We understand that the priests were chosen to serve God in the Temple, where they would offer sacrifices, but what kind of special training did they undergo to qualify for treating various types of tzara’at? Why the constant emphasis on the fact that the priests were the ones running the show?
It is safe to assume that since priests were chosen for this task, tzara’at is no ordinary disease. Otherwise, it would have been treated by doctors, not priests. However, this does not explain how the priests were qualified for dealing with such matters, and why this point was repeated so often.
Our Talmudic sages tell us that there were several reasons for the appearance of tzara’at, most notably lashon harah, or “derogatory speech”, as in the case of Miriam, who contracted tzara’at after speaking ill of her brother, Moses, who had also contracted tzara’at for speaking against the People of Israel, and so on.
Yet other rabbis mentioned haughtiness as the trigger for tzara’at. They demonstrate this through the story of King Uziahu, who wouldn’t suffice with his kingship and desired to enter the Holy of Holies and serve as the high priest. Why, though, did these vices result in tzara’at?
Derogatory speech and pride seem to share something in common. In both, people do not suffice with minding their own business. In the case of derogatory speech, people tend to meddle in other people’s affairs, and in the case of pride, people tend to show contempt for other people and traditions, as they aren’t satisfied with what they have, and seek to hold various high offices. These people also tend to act pretentiously toward those around them, and this environment provides fertile ground for tzara’at to thrive.
When people cannot satisfy their own needs from within their own environments, they feel frustrated and try to find a way out. Having failed with their internal dealings, they look outwards. That is why this trait results in a disease that appears on the outside, namely through various skin conditions.

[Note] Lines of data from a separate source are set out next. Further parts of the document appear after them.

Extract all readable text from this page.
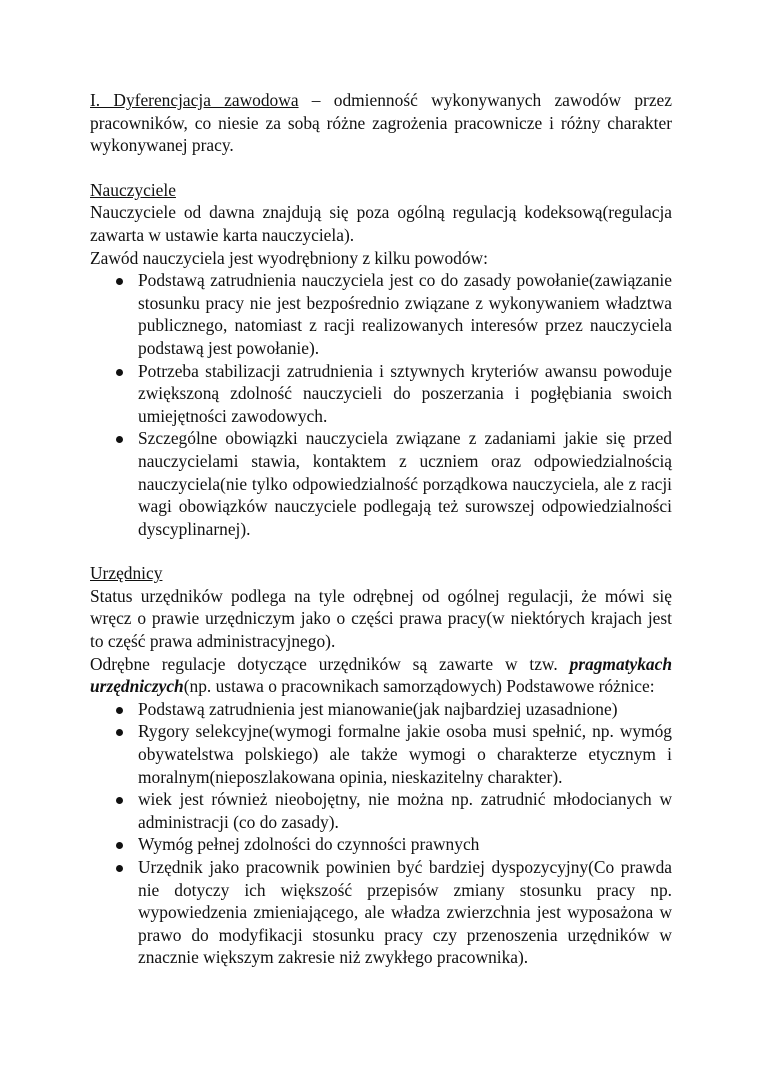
I. Dyferencjacja zawodowa – odmienność wykonywanych zawodów przez pracowników, co niesie za sobą różne zagrożenia pracownicze i różny charakter wykonywanej pracy.

Nauczyciele

Nauczyciele od dawna znajdują się poza ogólną regulacją kodeksową(regulacja zawarta w ustawie karta nauczyciela).

Zawód nauczyciela jest wyodrębniony z kilku powodów:

Podstawą zatrudnienia nauczyciela jest co do zasady powołanie(zawiązanie stosunku pracy nie jest bezpośrednio związane z wykonywaniem władztwa publicznego, natomiast z racji realizowanych interesów przez nauczyciela podstawą jest powołanie).
Potrzeba stabilizacji zatrudnienia i sztywnych kryteriów awansu powoduje zwiększoną zdolność nauczycieli do poszerzania i pogłębiania swoich umiejętności zawodowych.
Szczególne obowiązki nauczyciela związane z zadaniami jakie się przed nauczycielami stawia, kontaktem z uczniem oraz odpowiedzialnością nauczyciela(nie tylko odpowiedzialność porządkowa nauczyciela, ale z racji wagi obowiązków nauczyciele podlegają też surowszej odpowiedzialności dyscyplinarnej).

Urzędnicy

Status urzędników podlega na tyle odrębnej od ogólnej regulacji, że mówi się wręcz o prawie urzędniczym jako o części prawa pracy(w niektórych krajach jest to część prawa administracyjnego).

Odrębne regulacje dotyczące urzędników są zawarte w tzw. pragmatykach urzędniczych(np. ustawa o pracownikach samorządowych) Podstawowe różnice:

Podstawą zatrudnienia jest mianowanie(jak najbardziej uzasadnione)
Rygory selekcyjne(wymogi formalne jakie osoba musi spełnić, np. wymóg obywatelstwa polskiego) ale także wymogi o charakterze etycznym i moralnym(nieposzlakowana opinia, nieskazitelny charakter).
wiek jest również nieobojętny, nie można np. zatrudnić młodocianych w administracji (co do zasady).
Wymóg pełnej zdolności do czynności prawnych
Urzędnik jako pracownik powinien być bardziej dyspozycyjny(Co prawda nie dotyczy ich większość przepisów zmiany stosunku pracy np. wypowiedzenia zmieniającego, ale władza zwierzchnia jest wyposażona w prawo do modyfikacji stosunku pracy czy przenoszenia urzędników w znacznie większym zakresie niż zwykłego pracownika).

One question remains unanswered, though. Why were the priests chosen to deal with those afflicted with tzara’at? What training had they received for this purpose? The first time we encounter Aaron in the Torah is when God told Moses not to shy away from leading the people out of deference to his older brother, Aaron. “And he saw you and was happy in his heart” – he will delight in your role, God tells Moses.

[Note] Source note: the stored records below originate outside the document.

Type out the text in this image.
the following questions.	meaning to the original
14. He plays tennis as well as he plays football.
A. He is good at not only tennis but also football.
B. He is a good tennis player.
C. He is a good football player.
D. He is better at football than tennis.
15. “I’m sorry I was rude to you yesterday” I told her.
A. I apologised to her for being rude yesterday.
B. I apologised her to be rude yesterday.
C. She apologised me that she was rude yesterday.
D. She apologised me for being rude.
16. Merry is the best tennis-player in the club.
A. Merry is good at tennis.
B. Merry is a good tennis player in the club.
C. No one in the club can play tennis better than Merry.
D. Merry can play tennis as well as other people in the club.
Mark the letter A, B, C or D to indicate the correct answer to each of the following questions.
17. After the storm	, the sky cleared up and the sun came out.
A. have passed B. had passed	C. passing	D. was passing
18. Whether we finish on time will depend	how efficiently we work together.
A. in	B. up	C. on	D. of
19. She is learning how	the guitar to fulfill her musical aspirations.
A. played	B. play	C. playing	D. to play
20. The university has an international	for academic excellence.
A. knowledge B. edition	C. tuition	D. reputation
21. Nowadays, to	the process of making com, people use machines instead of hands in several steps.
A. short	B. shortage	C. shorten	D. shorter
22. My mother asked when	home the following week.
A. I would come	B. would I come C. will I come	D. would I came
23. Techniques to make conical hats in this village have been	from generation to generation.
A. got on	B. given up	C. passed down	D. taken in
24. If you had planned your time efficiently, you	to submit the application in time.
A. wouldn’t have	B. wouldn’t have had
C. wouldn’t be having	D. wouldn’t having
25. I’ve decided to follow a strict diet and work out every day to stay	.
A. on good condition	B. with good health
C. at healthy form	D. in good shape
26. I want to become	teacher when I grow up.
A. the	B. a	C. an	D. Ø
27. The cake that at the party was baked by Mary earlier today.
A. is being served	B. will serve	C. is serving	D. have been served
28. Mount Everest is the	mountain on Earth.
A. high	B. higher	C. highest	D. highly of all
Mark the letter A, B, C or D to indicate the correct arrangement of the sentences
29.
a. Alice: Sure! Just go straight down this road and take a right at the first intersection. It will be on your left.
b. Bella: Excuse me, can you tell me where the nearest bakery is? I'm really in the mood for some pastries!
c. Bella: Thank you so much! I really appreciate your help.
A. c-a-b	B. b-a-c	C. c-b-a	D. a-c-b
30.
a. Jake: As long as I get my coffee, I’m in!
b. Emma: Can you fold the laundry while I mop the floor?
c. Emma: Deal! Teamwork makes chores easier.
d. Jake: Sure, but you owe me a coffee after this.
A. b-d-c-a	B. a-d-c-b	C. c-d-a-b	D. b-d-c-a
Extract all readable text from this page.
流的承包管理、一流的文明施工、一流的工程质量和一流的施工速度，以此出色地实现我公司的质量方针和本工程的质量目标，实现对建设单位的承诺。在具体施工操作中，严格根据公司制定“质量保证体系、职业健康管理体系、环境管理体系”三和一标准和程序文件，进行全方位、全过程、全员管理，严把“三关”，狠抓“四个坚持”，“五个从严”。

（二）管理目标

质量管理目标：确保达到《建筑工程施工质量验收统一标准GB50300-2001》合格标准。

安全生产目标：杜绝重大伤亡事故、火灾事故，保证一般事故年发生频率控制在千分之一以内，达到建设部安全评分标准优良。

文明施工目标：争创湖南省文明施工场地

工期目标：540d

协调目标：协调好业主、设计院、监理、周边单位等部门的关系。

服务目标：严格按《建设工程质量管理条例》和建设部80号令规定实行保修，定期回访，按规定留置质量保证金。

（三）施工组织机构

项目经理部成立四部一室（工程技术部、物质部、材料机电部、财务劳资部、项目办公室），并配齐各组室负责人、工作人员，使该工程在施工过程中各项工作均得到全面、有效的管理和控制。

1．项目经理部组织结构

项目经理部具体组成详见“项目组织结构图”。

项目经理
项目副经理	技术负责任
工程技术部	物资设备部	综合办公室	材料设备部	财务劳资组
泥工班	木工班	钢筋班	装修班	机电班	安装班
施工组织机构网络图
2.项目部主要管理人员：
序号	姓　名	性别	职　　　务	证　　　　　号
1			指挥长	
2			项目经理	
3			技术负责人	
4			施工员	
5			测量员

Later, Aaron’s sons would be commanded to bless the entire nation of Israel with love. Our rabbis tell us that when the Tabernacle was inaugurated, Aaron shied away from offering sacrifices, fearing this would made him contemptuous towards others, but Moses told Aaron that this was precisely what he had been chosen for.
The Baal Shem Tov comments that the very fact that Aaron had shied away from performing these tasks is the reason he was selected to perform them. Aaron, and the priests in general, were chosen for their tasks, not because they thought they were the best people for the job – quite the contrary. They felt they were inadequate, and that is exactly what qualifies them to assess the tzara’at their countrymen were suffering from, and help them find a way out of this difficult situation.

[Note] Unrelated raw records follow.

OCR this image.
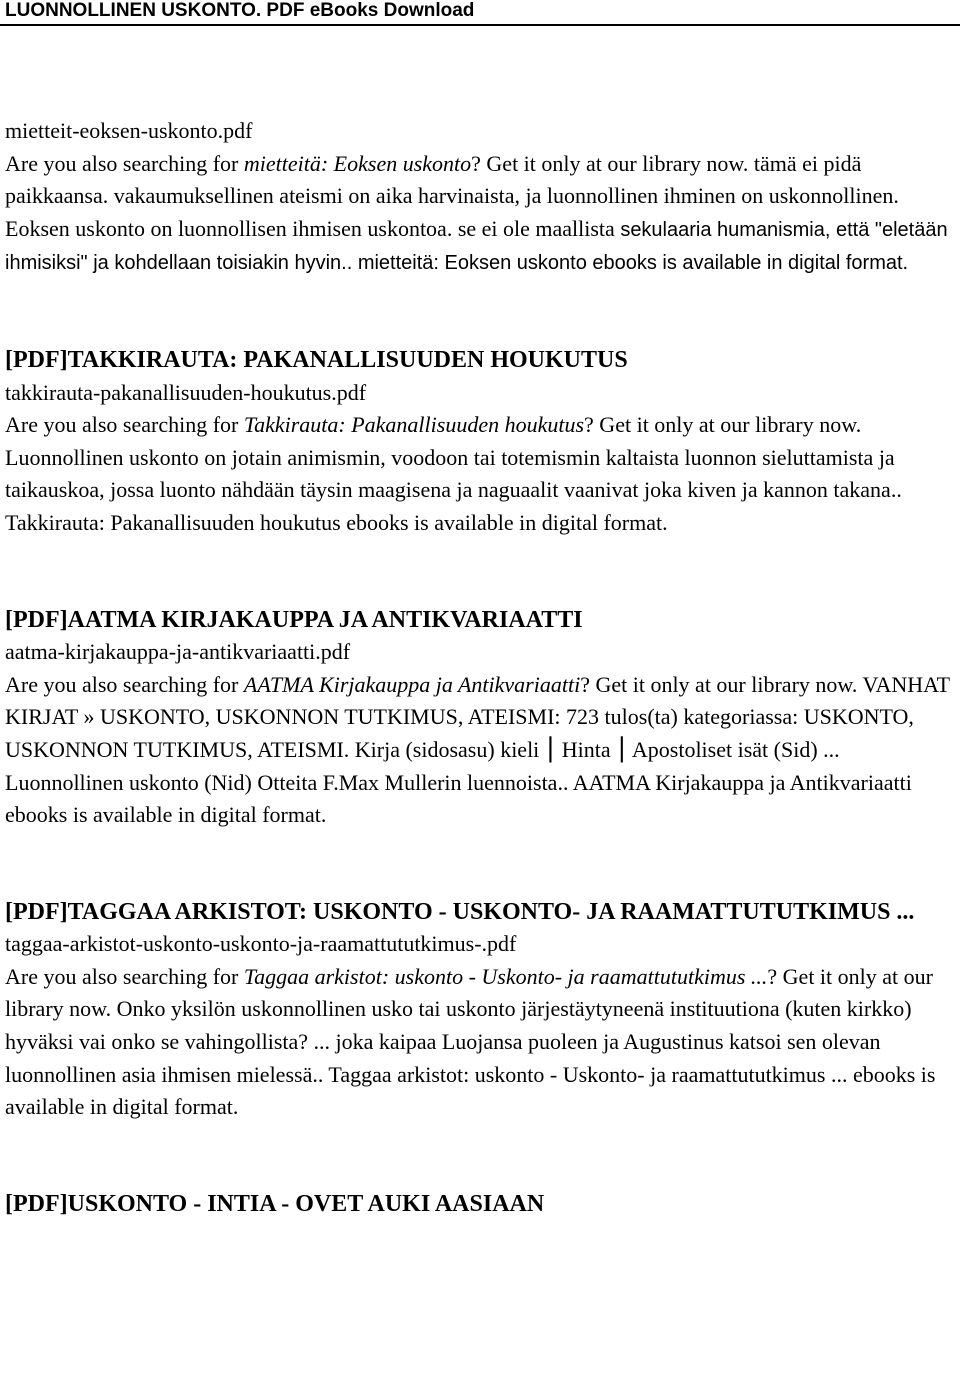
LUONNOLLINEN USKONTO. PDF eBooks Download
mietteit-eoksen-uskonto.pdf

Are you also searching for mietteitä: Eoksen uskonto? Get it only at our library now. tämä ei pidä paikkaansa. vakaumuksellinen ateismi on aika harvinaista, ja luonnollinen ihminen on uskonnollinen. Eoksen uskonto on luonnollisen ihmisen uskontoa. se ei ole maallista sekulaaria humanismia, että "eletään ihmisiksi" ja kohdellaan toisiakin hyvin.. mietteitä: Eoksen uskonto ebooks is available in digital format.

[PDF]TAKKIRAUTA: PAKANALLISUUDEN HOUKUTUS
takkirauta-pakanallisuuden-houkutus.pdf

Are you also searching for Takkirauta: Pakanallisuuden houkutus? Get it only at our library now. Luonnollinen uskonto on jotain animismin, voodoon tai totemismin kaltaista luonnon sieluttamista ja taikauskoa, jossa luonto nähdään täysin maagisena ja naguaalit vaanivat joka kiven ja kannon takana.. Takkirauta: Pakanallisuuden houkutus ebooks is available in digital format.

[PDF]AATMA KIRJAKAUPPA JA ANTIKVARIAATTI
aatma-kirjakauppa-ja-antikvariaatti.pdf

Are you also searching for AATMA Kirjakauppa ja Antikvariaatti? Get it only at our library now. VANHAT KIRJAT » USKONTO, USKONNON TUTKIMUS, ATEISMI: 723 tulos(ta) kategoriassa: USKONTO, USKONNON TUTKIMUS, ATEISMI. Kirja (sidosasu) kieli ⎮ Hinta ⎮ Apostoliset isät (Sid) ... Luonnollinen uskonto (Nid) Otteita F.Max Mullerin luennoista.. AATMA Kirjakauppa ja Antikvariaatti ebooks is available in digital format.

[PDF]TAGGAA ARKISTOT: USKONTO - USKONTO- JA RAAMATTUTUTKIMUS ...
taggaa-arkistot-uskonto-uskonto-ja-raamattututkimus-.pdf

Are you also searching for Taggaa arkistot: uskonto - Uskonto- ja raamattututkimus ...? Get it only at our library now. Onko yksilön uskonnollinen usko tai uskonto järjestäytyneenä instituutiona (kuten kirkko) hyväksi vai onko se vahingollista? ... joka kaipaa Luojansa puoleen ja Augustinus katsoi sen olevan luonnollinen asia ihmisen mielessä.. Taggaa arkistot: uskonto - Uskonto- ja raamattututkimus ... ebooks is available in digital format.

[PDF]USKONTO - INTIA - OVET AUKI AASIAAN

A normative person living in a world full of derogatory speech and self-righteousness would never want to be healed by meeting someone who could revel in his misery, or someone who is arrogant. No one could be healed under such circumstances. Those afflicted with tzara’at need to meet with those who bless their people with love and joy – people who try to be benevolent to everyone, and never try to patronize anyone else.
We will soon be celebrating our country’s independence, and we are all very happy with our beautiful land, but now is also the time to look inwards at ourselves, as a society, and realize how sometimes, social discourse can become crass, whether the interlocutors hold differing opinions, come from different social groups, or are engaged in a dialogue with bereaved families.
More than ever before, we crave guidance from Aaron, the high priest, who could see the tzara’at and express criticism, but always did so out of love and caring for his fellow human being. It is precisely because our disputes over our lifestyles and social and political issues are so important that we need to learn how to conduct this discourse out of love and respect. We must not merely notice other people’s blemishes – we also need to want to heal them.